“Oh, my dear Mr. Grady, it is not impossible—”
“I am glad to have met you, sir. Good-night, sir,” and Mr. Grady had shut the window.
There was the smash, clang, and thud of making up a train. A negro guided me to the lantern of a freight conductor. The conductor had the lean frame, the tight jaw, the fox nose, the Chinese skin of a card-shark. He would have made a name for himself on the Spanish Main, some centuries since, by the cool way he would have snatched jewels from ladies’ ears and smiled when they bled. He did not smile now. He gripped his lantern like a cutlass, and the cars groaned. They were gentlemen in armor compelled to walk the plank by this pirate with the apple-green eyes. We will call him Mr. Shark.
I put my pious letter into my pocket. “Mr. Shark, I would like to ride to Macon in the caboose.” Mr. Shark thrust his lantern under my hat-brim. I had no collar, but was not ashamed of that. He said, “I have met men like you before.” He turned down the track shouting orders. I jumped in front of him. I said, “You are mistaken. You have not met a man like me before. I am the goods. I am the wise boy from New York. I have been walking in every swamp in Florida, eating dead pig for breakfast, water-moccasins for lunch, alligators for dinner. I would like to tell you my adventures.”
Mr. Shark ignored me, and went on persecuting the train.
Valdosta was a depot in the midst of darkness. I hated the darkness. I went into the depot. Vermont was offering Flagman the bottle. He drank.
Flagman asked me: “Can’t you make it?”
“No. Grady turned me down. And the conductor turned me down.”

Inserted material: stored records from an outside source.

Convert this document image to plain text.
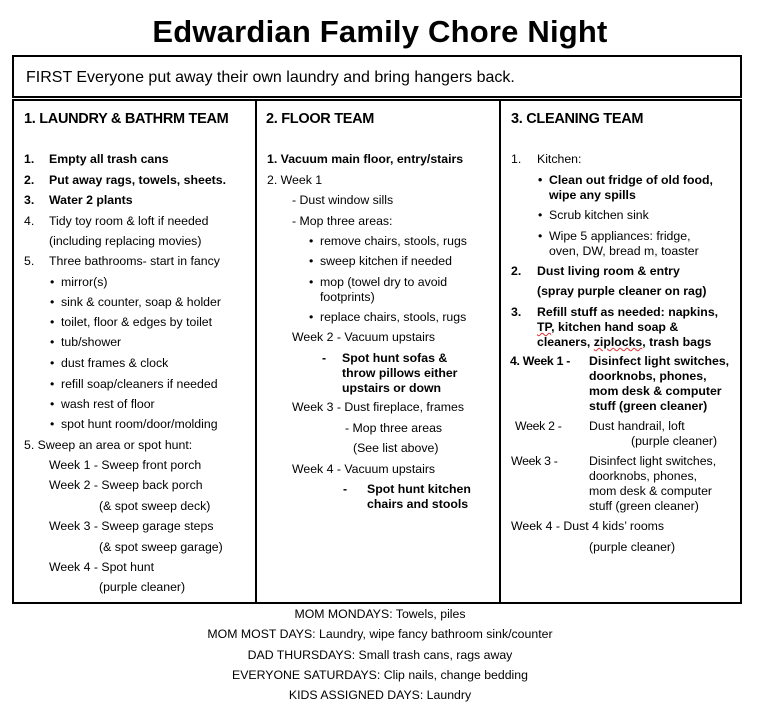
Edwardian Family Chore Night
FIRST Everyone put away their own laundry and bring hangers back.
1. LAUNDRY & BATHRM TEAM
1. Empty all trash cans
2. Put away rags, towels, sheets.
3. Water 2 plants
4. Tidy toy room & loft if needed
(including replacing movies)
5. Three bathrooms- start in fancy
• mirror(s)
• sink & counter, soap & holder
• toilet, floor & edges by toilet
• tub/shower
• dust frames & clock
• refill soap/cleaners if needed
• wash rest of floor
• spot hunt room/door/molding
5. Sweep an area or spot hunt:
Week 1 - Sweep front porch
Week 2 - Sweep back porch
(& spot sweep deck)
Week 3 - Sweep garage steps
(& spot sweep garage)
Week 4 - Spot hunt
(purple cleaner)
2. FLOOR TEAM
1. Vacuum main floor, entry/stairs
2. Week 1
- Dust window sills
- Mop three areas:
• remove chairs, stools, rugs
• sweep kitchen if needed
• mop (towel dry to avoid
footprints)
• replace chairs, stools, rugs
Week 2 - Vacuum upstairs
- Spot hunt sofas &
throw pillows either
upstairs or down
Week 3 - Dust fireplace, frames
- Mop three areas
(See list above)
Week 4 - Vacuum upstairs
- Spot hunt kitchen
chairs and stools
3. CLEANING TEAM
1. Kitchen:
• Clean out fridge of old food,
wipe any spills
• Scrub kitchen sink
• Wipe 5 appliances: fridge,
oven, DW, bread m, toaster
2. Dust living room & entry
(spray purple cleaner on rag)
3. Refill stuff as needed: napkins,
TP, kitchen hand soap &
cleaners, ziplocks, trash bags
4. Week 1 - Disinfect light switches,
doorknobs, phones,
mom desk & computer
stuff (green cleaner)
Week 2 - Dust handrail, loft
(purple cleaner)
Week 3 -	Disinfect light switches,
doorknobs, phones,
mom desk & computer
stuff (green cleaner)
Week 4 - Dust 4 kids’ rooms
(purple cleaner)
MOM MONDAYS: Towels, piles
MOM MOST DAYS: Laundry, wipe fancy bathroom sink/counter
DAD THURSDAYS: Small trash cans, rags away
EVERYONE SATURDAYS: Clip nails, change bedding
KIDS ASSIGNED DAYS: Laundry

Mr. Flagman said, “The sure way to ride in a caboose like a gentleman is to ask the conductor like he is a gentleman, and everybody else is a gentleman, and when he turns you down, ask him again like a gentleman.” And much more with that refrain. It was wisdom lightly given, profounder than it seemed. Let us remember the tired flagman, and engrave the substance of his saying on our souls.
I sought the pirate again. I took off my hat. I bowed like Don Cæsar De Bazan, but gravely. “I ask you, just as one gentleman to another, to take me to Macon. I have friends in Macon.”